4th Sunday Claremont Poets.
I wasn't sure what to expect: A pathway lined with beautiful rose bushes leading to a proper English garden, a wafting fragrance of Bergamot tea to celebrate the first day of National Poetry Month? A tea garden of lavender, rose hips, and chamomile... where my pastel pink top could tease the other flowers? A large white gazebo where my white gauze wing sleeved top and long flowing pastel skirt could twirl in words? And there I was dreaming too much - doing too little, reciting Robert Louis Stevenson's "The Swing" over and over to myself.
The pathway to the reading was lined with indigenous plants, a variety of cacti and succulents with small, big-bellied lizards swiftly waddling around - doing those lizard push-ups (I'm sure there is some scientific explanation - but I just like to imagine that they are buffing up). I also like to imagine that - and I don't know why - squirrels are kids playing baseball... rabbits always seem to be wondering what they were doing... they pause - look about like they are trying to remember what it is they were supposed to be doing - take a couple of hops and stop again... And none of this is even part of the poetry reading yet.
Needless to say, with all of these mind journeys - I was late and got lost several times. At this event, sharing poetry in nature seemed to allow the words to seep in a little bit more, they seem more organic.
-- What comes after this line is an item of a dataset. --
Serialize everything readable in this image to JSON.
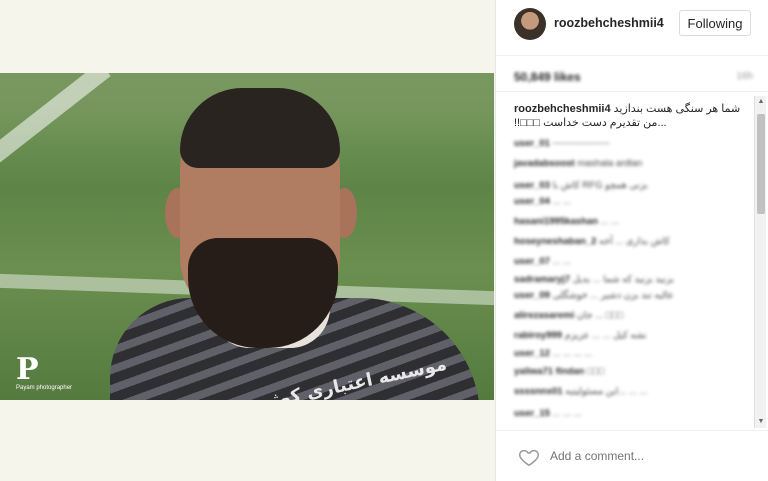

The absences of the distracting hum of lights and background white noise was refreshing and the breeze and movement of nature kept the energy flowing even when everyone sat quiet and still.
Though not quite transcendental - it was definitely a refreshing reconnection to the profound peace and joy that poetry and nature nurtures within us.
An added bonus: I enjoyed the day and experience so much I bought a one year membership so that I can go on nature walks and write at leisure.
Claremont Library - Fourth Sunday
Could it rain any harder?
Rain is great weather for writing poetry but not so great for people to get in their cars and drive to hear poetry. Yet, the first 2017 Fourth Sunday Claremont Poetry reading was well-attended. If you aren't familiar with Claremont, it is one of those perfect college towns, streets lined with well-rooted trees, guardians of wisdom and stability; a natural welcome that assures safety. The buildings are classic, sturdy-grey stone-solid, not too ornate, but enough to ensure there is art and creativity afoot. It is not a hustle bustle campus but a pleasant stroll to and from class, quiet enough to construct new universes of thought and being. In other words, the perfect place for a poetry reading.
My older son, Marcus was visiting with me which was perfect because I forgot that I was supposed to have someone to introduce me. All poetry venues have some unique quality, it could be setting, the personality of the host, a ritual, regular readers. The Claremont Fourth Sunday has the reader bring their own, not introduction, but person to introduce them... Usually the poet has no idea what their guest introducer will say, so it is as much a treat to the reader as the audience. Who better to introduce you than your own son - and thankfully he was willing. That was the highlight as well as the pensive and empathetic facial expression that created an immediate bond. It was wonderful to see some of my students and their parents and talk with them during intermission.
I had the pleasure of reading with Karen Greenbaum, who is witty and vibrant, her poetry is a tour through literature, love, landscapes interior and exterior. Her husband introduced her and between his touching introduction and her poetry I felt as though I had been invited into their world and was able to glimpse the soul of their union... I know that sounds mushy - but it's true. I seldom - I don't remember the last time I used the word soul in anything I have written - but there it is.
The perfect way to start a new year.